Se podría adjudicar simplemente cierto cambio de estilos visuales y narrativos entre dos décadas bien diferentes, pero la adaptación de Coppola parece buscar, mediante una mayor sutileza, sacar del centro de la cuestión al cabo McBurney, concentrándose mucho más en la dinámica psicológica entre las chicas del internado. Por medio de este camino se trataría, de alguna manera, de remover el lugar de la mirada masculina para habilitar una mucho más centrada en la femenina.

Este procedimiento dista de ser tan sencillo en medios y resultados, porque al mismo tiempo que la nueva versión lima un poco los estallidos y asperezas entre las mujeres (la original, de forma un poco lateral, daba rienda suelta a la fantasía o mito masculino del único hombre disputado por todas las mujeres de una isla, y el pequeño límite en que este sueño podía convertirse en una pesadilla castratoria), les absorbe la fuerza y el poder de agencia que tenían en la original. Parece que se quitara una cosa a expensas de otra: tenés un mundo armado desde una óptica distinta, pero en el trayecto tus personajes pierden el poder que se forjaba como otro núcleo que las volvía más memorables y poderosas.

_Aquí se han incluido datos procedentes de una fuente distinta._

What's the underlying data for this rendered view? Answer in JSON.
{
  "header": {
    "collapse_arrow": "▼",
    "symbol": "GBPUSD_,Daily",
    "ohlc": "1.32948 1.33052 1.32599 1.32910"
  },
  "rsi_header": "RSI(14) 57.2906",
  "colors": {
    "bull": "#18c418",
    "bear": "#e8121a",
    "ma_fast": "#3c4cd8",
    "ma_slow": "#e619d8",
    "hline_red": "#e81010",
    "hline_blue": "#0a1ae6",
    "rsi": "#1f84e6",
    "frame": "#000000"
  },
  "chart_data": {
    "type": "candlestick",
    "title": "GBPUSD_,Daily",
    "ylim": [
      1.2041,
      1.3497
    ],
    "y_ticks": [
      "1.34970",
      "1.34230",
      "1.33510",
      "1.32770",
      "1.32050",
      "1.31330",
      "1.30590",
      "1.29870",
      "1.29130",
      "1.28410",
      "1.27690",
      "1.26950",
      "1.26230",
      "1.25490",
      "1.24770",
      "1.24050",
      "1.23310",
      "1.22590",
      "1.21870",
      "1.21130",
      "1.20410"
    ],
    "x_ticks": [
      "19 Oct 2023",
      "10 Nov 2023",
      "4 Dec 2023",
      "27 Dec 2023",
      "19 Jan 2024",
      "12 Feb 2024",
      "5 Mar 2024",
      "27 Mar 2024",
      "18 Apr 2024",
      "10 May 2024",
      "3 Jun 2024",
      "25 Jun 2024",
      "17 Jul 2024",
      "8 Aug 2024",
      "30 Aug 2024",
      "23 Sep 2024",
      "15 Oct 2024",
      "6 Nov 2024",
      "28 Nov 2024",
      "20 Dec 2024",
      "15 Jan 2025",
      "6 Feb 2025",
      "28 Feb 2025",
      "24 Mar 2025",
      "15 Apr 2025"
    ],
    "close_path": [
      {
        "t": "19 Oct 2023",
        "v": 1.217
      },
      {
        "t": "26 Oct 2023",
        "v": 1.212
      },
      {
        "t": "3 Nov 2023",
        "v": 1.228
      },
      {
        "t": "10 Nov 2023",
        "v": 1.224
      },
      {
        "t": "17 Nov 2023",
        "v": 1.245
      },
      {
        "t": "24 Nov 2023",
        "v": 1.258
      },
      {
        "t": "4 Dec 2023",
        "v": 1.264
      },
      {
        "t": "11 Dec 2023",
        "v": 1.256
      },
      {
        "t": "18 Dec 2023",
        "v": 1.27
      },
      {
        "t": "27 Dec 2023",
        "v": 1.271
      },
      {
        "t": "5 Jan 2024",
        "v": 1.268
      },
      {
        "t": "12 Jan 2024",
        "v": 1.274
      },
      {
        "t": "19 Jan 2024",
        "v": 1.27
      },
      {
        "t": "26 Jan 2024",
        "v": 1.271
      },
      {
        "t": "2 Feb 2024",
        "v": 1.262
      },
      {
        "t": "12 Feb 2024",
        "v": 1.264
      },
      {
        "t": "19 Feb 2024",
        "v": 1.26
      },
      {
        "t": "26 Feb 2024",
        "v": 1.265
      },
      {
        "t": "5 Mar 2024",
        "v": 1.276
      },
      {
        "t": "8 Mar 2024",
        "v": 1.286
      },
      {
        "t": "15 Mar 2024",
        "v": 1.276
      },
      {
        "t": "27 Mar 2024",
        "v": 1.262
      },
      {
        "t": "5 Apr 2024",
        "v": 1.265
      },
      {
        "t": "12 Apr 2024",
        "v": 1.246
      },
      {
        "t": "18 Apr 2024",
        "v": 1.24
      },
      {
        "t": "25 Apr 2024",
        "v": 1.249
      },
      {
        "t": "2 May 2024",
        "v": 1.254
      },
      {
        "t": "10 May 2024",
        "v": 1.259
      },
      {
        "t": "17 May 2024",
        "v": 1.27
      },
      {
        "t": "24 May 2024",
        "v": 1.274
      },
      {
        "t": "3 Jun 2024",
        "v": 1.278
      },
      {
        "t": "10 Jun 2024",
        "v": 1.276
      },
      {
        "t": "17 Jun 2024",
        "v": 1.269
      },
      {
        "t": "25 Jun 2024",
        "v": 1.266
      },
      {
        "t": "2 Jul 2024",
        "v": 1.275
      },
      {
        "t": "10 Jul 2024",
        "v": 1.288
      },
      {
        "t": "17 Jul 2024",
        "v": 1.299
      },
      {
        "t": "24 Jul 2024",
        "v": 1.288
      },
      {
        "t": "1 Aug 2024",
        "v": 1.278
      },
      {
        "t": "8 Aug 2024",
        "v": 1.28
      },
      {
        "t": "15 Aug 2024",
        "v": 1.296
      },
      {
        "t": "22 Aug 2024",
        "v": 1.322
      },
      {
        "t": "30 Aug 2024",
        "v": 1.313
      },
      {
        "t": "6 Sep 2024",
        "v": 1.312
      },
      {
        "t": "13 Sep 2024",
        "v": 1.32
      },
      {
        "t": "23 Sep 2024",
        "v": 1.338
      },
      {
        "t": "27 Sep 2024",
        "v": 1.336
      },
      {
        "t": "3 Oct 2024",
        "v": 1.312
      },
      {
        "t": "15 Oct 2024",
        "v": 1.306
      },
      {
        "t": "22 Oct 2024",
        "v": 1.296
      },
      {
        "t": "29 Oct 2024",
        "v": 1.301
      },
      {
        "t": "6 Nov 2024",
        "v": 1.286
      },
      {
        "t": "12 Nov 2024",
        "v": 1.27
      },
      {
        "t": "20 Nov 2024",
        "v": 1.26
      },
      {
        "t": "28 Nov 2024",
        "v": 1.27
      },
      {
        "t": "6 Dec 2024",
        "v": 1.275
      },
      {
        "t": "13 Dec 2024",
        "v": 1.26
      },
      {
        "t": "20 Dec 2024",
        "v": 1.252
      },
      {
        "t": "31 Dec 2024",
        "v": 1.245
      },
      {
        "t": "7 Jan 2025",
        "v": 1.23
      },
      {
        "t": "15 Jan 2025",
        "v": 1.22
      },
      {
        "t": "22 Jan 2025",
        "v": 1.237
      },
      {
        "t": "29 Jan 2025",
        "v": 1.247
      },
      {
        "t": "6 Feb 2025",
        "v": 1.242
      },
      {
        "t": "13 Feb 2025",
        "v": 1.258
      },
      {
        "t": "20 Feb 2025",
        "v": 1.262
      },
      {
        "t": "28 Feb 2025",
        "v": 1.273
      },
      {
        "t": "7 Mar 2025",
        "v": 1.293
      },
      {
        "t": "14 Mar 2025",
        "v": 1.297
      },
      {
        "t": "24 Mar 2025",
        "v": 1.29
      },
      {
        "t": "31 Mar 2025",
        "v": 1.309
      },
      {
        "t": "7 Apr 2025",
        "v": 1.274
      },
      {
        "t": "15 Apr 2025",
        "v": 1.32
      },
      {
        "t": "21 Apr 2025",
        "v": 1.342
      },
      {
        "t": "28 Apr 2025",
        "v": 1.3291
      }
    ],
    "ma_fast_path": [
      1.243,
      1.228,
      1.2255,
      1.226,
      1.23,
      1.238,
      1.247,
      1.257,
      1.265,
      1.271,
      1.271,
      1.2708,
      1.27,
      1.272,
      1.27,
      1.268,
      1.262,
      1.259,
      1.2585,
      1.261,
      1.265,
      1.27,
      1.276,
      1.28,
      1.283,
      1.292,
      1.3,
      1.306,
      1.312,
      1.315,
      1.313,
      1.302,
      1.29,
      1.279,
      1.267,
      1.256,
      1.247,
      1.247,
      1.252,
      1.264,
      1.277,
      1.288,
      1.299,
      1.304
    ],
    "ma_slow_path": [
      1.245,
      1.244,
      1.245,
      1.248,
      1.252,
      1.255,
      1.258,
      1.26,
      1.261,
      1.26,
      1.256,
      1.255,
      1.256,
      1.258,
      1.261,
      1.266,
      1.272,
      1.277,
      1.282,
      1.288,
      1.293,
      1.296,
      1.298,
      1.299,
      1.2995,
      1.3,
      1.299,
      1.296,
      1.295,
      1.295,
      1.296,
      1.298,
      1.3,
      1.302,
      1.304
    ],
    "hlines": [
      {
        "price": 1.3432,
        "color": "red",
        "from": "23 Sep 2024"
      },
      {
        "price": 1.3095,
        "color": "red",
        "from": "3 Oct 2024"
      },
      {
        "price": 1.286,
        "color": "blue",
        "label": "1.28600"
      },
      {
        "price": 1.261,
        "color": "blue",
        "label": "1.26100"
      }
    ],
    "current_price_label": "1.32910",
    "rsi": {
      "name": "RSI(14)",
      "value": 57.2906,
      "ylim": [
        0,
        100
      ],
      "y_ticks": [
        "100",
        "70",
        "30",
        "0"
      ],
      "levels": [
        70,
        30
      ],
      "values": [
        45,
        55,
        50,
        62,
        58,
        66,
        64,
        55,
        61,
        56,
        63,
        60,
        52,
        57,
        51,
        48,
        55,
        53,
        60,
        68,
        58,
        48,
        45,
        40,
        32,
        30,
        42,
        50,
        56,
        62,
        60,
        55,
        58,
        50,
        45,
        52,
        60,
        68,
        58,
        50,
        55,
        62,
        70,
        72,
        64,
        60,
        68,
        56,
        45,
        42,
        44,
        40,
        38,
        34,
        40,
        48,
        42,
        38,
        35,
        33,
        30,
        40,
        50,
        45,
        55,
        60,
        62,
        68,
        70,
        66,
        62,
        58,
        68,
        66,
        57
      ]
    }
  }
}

El principal problema de El seductor es que sin los conflictos que antes mostraba, sus personajes quedan difuminados en una masa medio informe, y detrás de esas bellísimas brumas y escenarios de ensueño, lo que queda es un producto bastante anémico y olvidable. Desde María Antonieta, Sofía Coppola parecería haber trasladado sus retratos de enclaustramiento y privilegio a una suerte de dinámica de casa de muñecas en la que sus personajes fueron perdiendo cada vez más su vitalidad, como si un hechizo, película a película, convirtiese la piel en una suave y fría porcelana.

El seductor. Dirigida por Sofia Coppola. 2017. Netflix.